Wednesday, 29 April 2009

Learn Security Testing with Fiddler and Watcher

I mentioned that Fiddler forms an essential part of my web testing toolkit, and recently I had a hankering for knowledge of Security Testing. Somehow I found my way to a Fiddler plugin called Watcher from Casaba Security. This lets me slowly learn about security testing in the course of my normal testing.
Simple to use: enable Watcher using the new [Security Auditor] tab that appears after installing watcher, and test normally, then check the Security tab and see the warnings Watcher has flagged.

After installing Watcher I have a new "Security Auditor" tab in Fiddler.

I enabled it (leaving all the checks and params as the default).

Then went off and surfed for a while. Came back and checked the Results tab.

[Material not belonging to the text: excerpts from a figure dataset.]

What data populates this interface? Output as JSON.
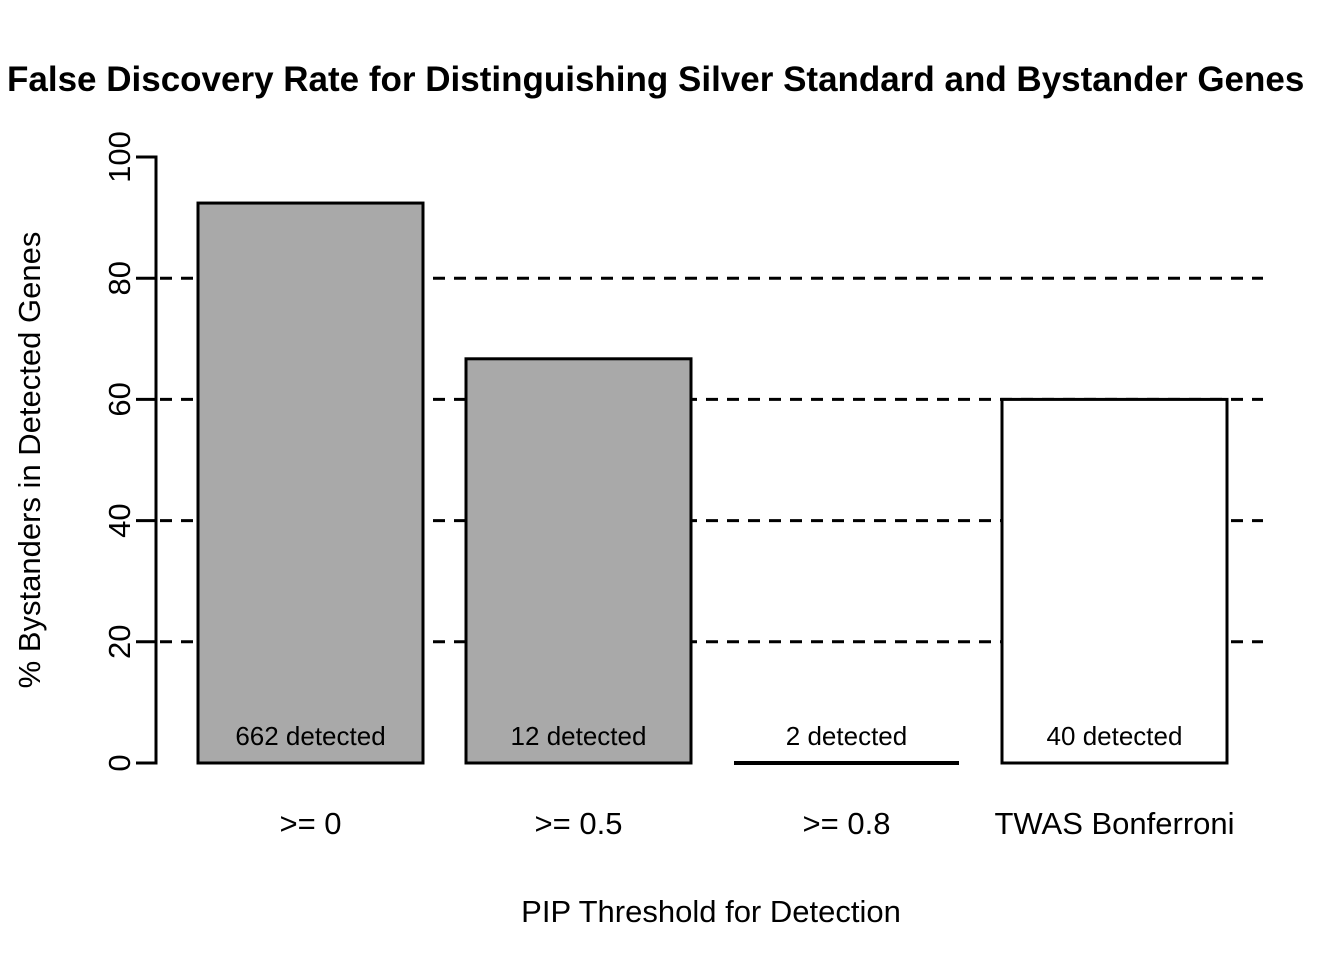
{
  "chart_data": {
    "type": "bar",
    "title": "False Discovery Rate for Distinguishing Silver Standard and Bystander Genes",
    "xlabel": "PIP Threshold for Detection",
    "ylabel": "% Bystanders in Detected Genes",
    "categories": [
      ">= 0",
      ">= 0.5",
      ">= 0.8",
      "TWAS Bonferroni"
    ],
    "values": [
      92.4,
      66.7,
      0,
      60
    ],
    "bar_labels": [
      "662 detected",
      "12 detected",
      "2 detected",
      "40 detected"
    ],
    "bar_fills": [
      "#a9a9a9",
      "#a9a9a9",
      "none",
      "#ffffff"
    ],
    "yticks": [
      0,
      20,
      40,
      60,
      80,
      100
    ],
    "gridlines": [
      20,
      40,
      60,
      80
    ],
    "ylim": [
      0,
      100
    ],
    "grid_style": "dashed",
    "legend": "none"
  },
  "colors": {
    "background": "#ffffff",
    "foreground": "#000000",
    "bar_gray": "#a9a9a9"
  }
}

And Watcher has 'flagged' a whole bunch of stuff as worth looking into. I loved this, so I went off to OWASP to read up on what these might mean and then see if I could figure out how to exploit any of them.
Since I have fiddler running when I test web sites anyway, I shall also have Watcher enabled and after each test session have a quick check for possible security issues and slowly ease myself into learning more about Security Testing. After a while I should feel more confident about tackling the other tools and techniques listed in the "OWASP Testing Guide".
So if you haven't installed Fiddler yet - do it. And if you have then - head off to the addons page and go find thee Watcher.


  1. Don't forget performance testing with neXpert!!

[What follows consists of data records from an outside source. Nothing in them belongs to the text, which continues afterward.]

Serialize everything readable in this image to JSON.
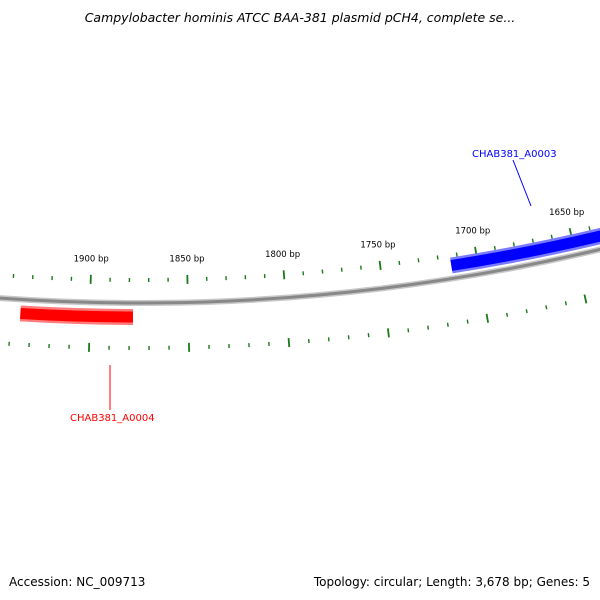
{
  "title": "Campylobacter hominis ATCC BAA-381 plasmid pCH4, complete se...",
  "footer": {
    "accession": "Accession: NC_009713",
    "summary": "Topology: circular; Length: 3,678 bp; Genes: 5"
  },
  "map": {
    "ticks": {
      "major_labels": [
        "1650 bp",
        "1700 bp",
        "1750 bp",
        "1800 bp",
        "1850 bp",
        "1900 bp"
      ]
    },
    "genes": [
      {
        "id": "CHAB381_A0003",
        "strand": "forward",
        "color": "#0000ff"
      },
      {
        "id": "CHAB381_A0004",
        "strand": "reverse",
        "color": "#ff0000"
      }
    ],
    "colors": {
      "backbone": "#888888",
      "ticks": "#1a7a1a",
      "forward_gene": "#0000ff",
      "reverse_gene": "#ff0000"
    }
  }
}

    neXpert looks really useful. I just haven't been able to install it yet. Thanks for the pointer Adam.

  2. Thanks for the nice review of Watcher! I wanted you to know we'll be releasing a new version soon with many improvements including support for OWASP's new ASVS standard, with clear mappings so you'll know what level of coverage Watcher provides.

    Thanks Chris, I'll be watching out for the new release.

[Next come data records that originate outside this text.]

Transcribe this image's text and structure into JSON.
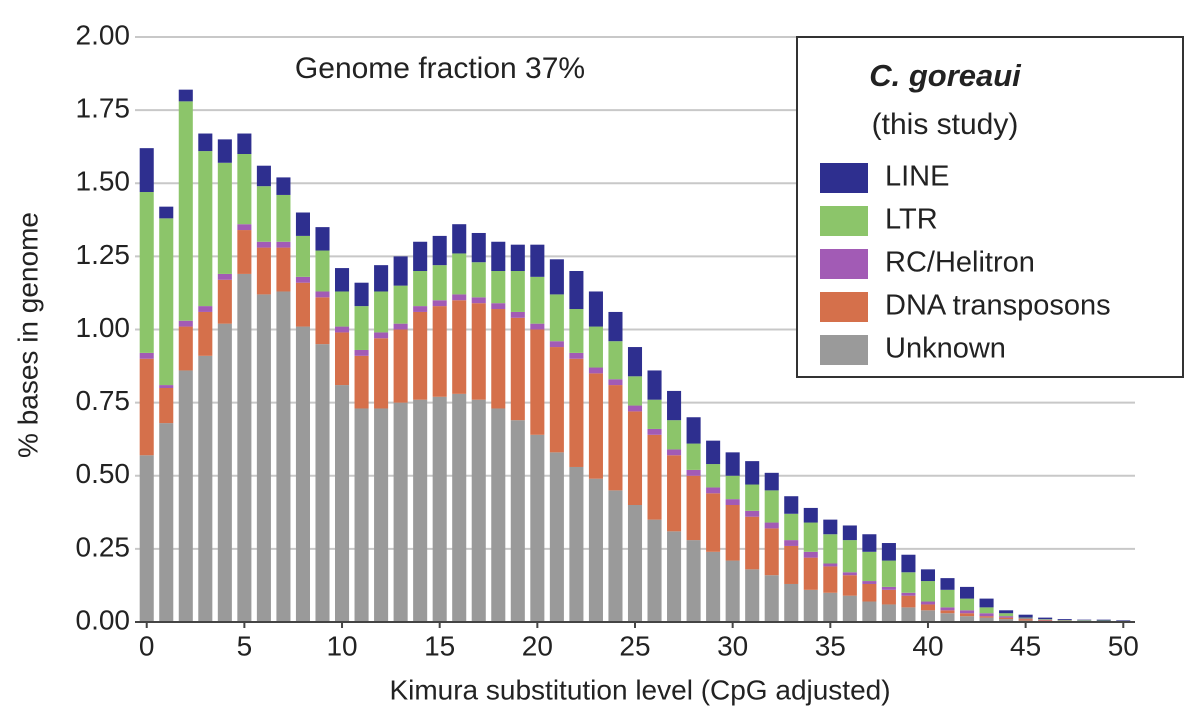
{
  "chart_data": {
    "type": "stacked_bar",
    "annotation": "Genome fraction 37%",
    "legend_title": [
      "C. goreaui",
      "(this study)"
    ],
    "xlabel": "Kimura substitution level (CpG adjusted)",
    "ylabel": "% bases in genome",
    "x": [
      0,
      1,
      2,
      3,
      4,
      5,
      6,
      7,
      8,
      9,
      10,
      11,
      12,
      13,
      14,
      15,
      16,
      17,
      18,
      19,
      20,
      21,
      22,
      23,
      24,
      25,
      26,
      27,
      28,
      29,
      30,
      31,
      32,
      33,
      34,
      35,
      36,
      37,
      38,
      39,
      40,
      41,
      42,
      43,
      44,
      45,
      46,
      47,
      48,
      49,
      50
    ],
    "xlim": [
      -0.6,
      50.6
    ],
    "xticks": [
      0,
      5,
      10,
      15,
      20,
      25,
      30,
      35,
      40,
      45,
      50
    ],
    "ylim": [
      0,
      2
    ],
    "yticks": [
      {
        "value": 0,
        "label": "0.00"
      },
      {
        "value": 0.25,
        "label": "0.25"
      },
      {
        "value": 0.5,
        "label": "0.50"
      },
      {
        "value": 0.75,
        "label": "0.75"
      },
      {
        "value": 1,
        "label": "1.00"
      },
      {
        "value": 1.25,
        "label": "1.25"
      },
      {
        "value": 1.5,
        "label": "1.50"
      },
      {
        "value": 1.75,
        "label": "1.75"
      },
      {
        "value": 2,
        "label": "2.00"
      }
    ],
    "grid": true,
    "legend": "upper right",
    "series": [
      {
        "name": "Unknown",
        "color": "#9a9a9a",
        "values": [
          0.57,
          0.68,
          0.86,
          0.91,
          1.02,
          1.19,
          1.12,
          1.13,
          1.01,
          0.95,
          0.81,
          0.73,
          0.73,
          0.75,
          0.76,
          0.77,
          0.78,
          0.76,
          0.73,
          0.69,
          0.64,
          0.58,
          0.53,
          0.49,
          0.45,
          0.4,
          0.35,
          0.31,
          0.28,
          0.24,
          0.21,
          0.18,
          0.16,
          0.13,
          0.11,
          0.1,
          0.09,
          0.07,
          0.06,
          0.05,
          0.04,
          0.03,
          0.02,
          0.015,
          0.01,
          0.005,
          0.003,
          0.002,
          0.002,
          0.001,
          0.001
        ]
      },
      {
        "name": "DNA transposons",
        "color": "#d5704b",
        "values": [
          0.33,
          0.12,
          0.15,
          0.15,
          0.15,
          0.15,
          0.16,
          0.15,
          0.15,
          0.16,
          0.18,
          0.18,
          0.24,
          0.25,
          0.3,
          0.31,
          0.32,
          0.33,
          0.34,
          0.35,
          0.36,
          0.36,
          0.37,
          0.36,
          0.36,
          0.32,
          0.29,
          0.26,
          0.22,
          0.2,
          0.19,
          0.18,
          0.16,
          0.13,
          0.11,
          0.09,
          0.07,
          0.06,
          0.05,
          0.04,
          0.02,
          0.01,
          0.01,
          0.005,
          0.005,
          0.005,
          0.003,
          0.002,
          0.001,
          0.001,
          0.001
        ]
      },
      {
        "name": "RC/Helitron",
        "color": "#a25bb5",
        "values": [
          0.02,
          0.01,
          0.02,
          0.02,
          0.02,
          0.02,
          0.02,
          0.02,
          0.02,
          0.02,
          0.02,
          0.02,
          0.02,
          0.02,
          0.02,
          0.02,
          0.02,
          0.02,
          0.02,
          0.02,
          0.02,
          0.02,
          0.02,
          0.02,
          0.02,
          0.02,
          0.02,
          0.02,
          0.02,
          0.02,
          0.02,
          0.02,
          0.02,
          0.02,
          0.02,
          0.01,
          0.01,
          0.01,
          0.01,
          0.01,
          0.01,
          0.01,
          0.01,
          0.01,
          0.005,
          0.002,
          0.002,
          0.001,
          0.001,
          0.001,
          0.001
        ]
      },
      {
        "name": "LTR",
        "color": "#8cc56a",
        "values": [
          0.55,
          0.57,
          0.75,
          0.53,
          0.38,
          0.24,
          0.19,
          0.16,
          0.14,
          0.14,
          0.12,
          0.15,
          0.14,
          0.13,
          0.12,
          0.12,
          0.14,
          0.12,
          0.11,
          0.14,
          0.16,
          0.16,
          0.15,
          0.14,
          0.13,
          0.1,
          0.1,
          0.1,
          0.09,
          0.08,
          0.08,
          0.09,
          0.11,
          0.09,
          0.1,
          0.1,
          0.11,
          0.1,
          0.09,
          0.07,
          0.07,
          0.06,
          0.04,
          0.02,
          0.01,
          0.003,
          0.002,
          0.002,
          0.002,
          0.002,
          0.001
        ]
      },
      {
        "name": "LINE",
        "color": "#2e2f8f",
        "values": [
          0.15,
          0.04,
          0.04,
          0.06,
          0.08,
          0.07,
          0.07,
          0.06,
          0.08,
          0.08,
          0.08,
          0.08,
          0.09,
          0.1,
          0.1,
          0.1,
          0.1,
          0.1,
          0.1,
          0.09,
          0.11,
          0.12,
          0.13,
          0.12,
          0.1,
          0.1,
          0.1,
          0.1,
          0.09,
          0.08,
          0.08,
          0.08,
          0.06,
          0.06,
          0.05,
          0.05,
          0.05,
          0.06,
          0.06,
          0.06,
          0.04,
          0.04,
          0.04,
          0.03,
          0.01,
          0.01,
          0.005,
          0.003,
          0.002,
          0.003,
          0.002
        ]
      }
    ]
  }
}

  3. [...] Learn Security Testing with Fiddler and Watcher – Alan Richardson (Evil Tester); [...]

    One for all you Portuguese readers

  4. Just wondering, can the security results be exported/saved automatically to file. Might be useful for integration with custom log parsing and Selenium to do automated security regression analysis when running automated web app tests. Either parse the results file and send parsed results or just send directly the security results unparsed along with automated test results for QA (and/or developers) to review.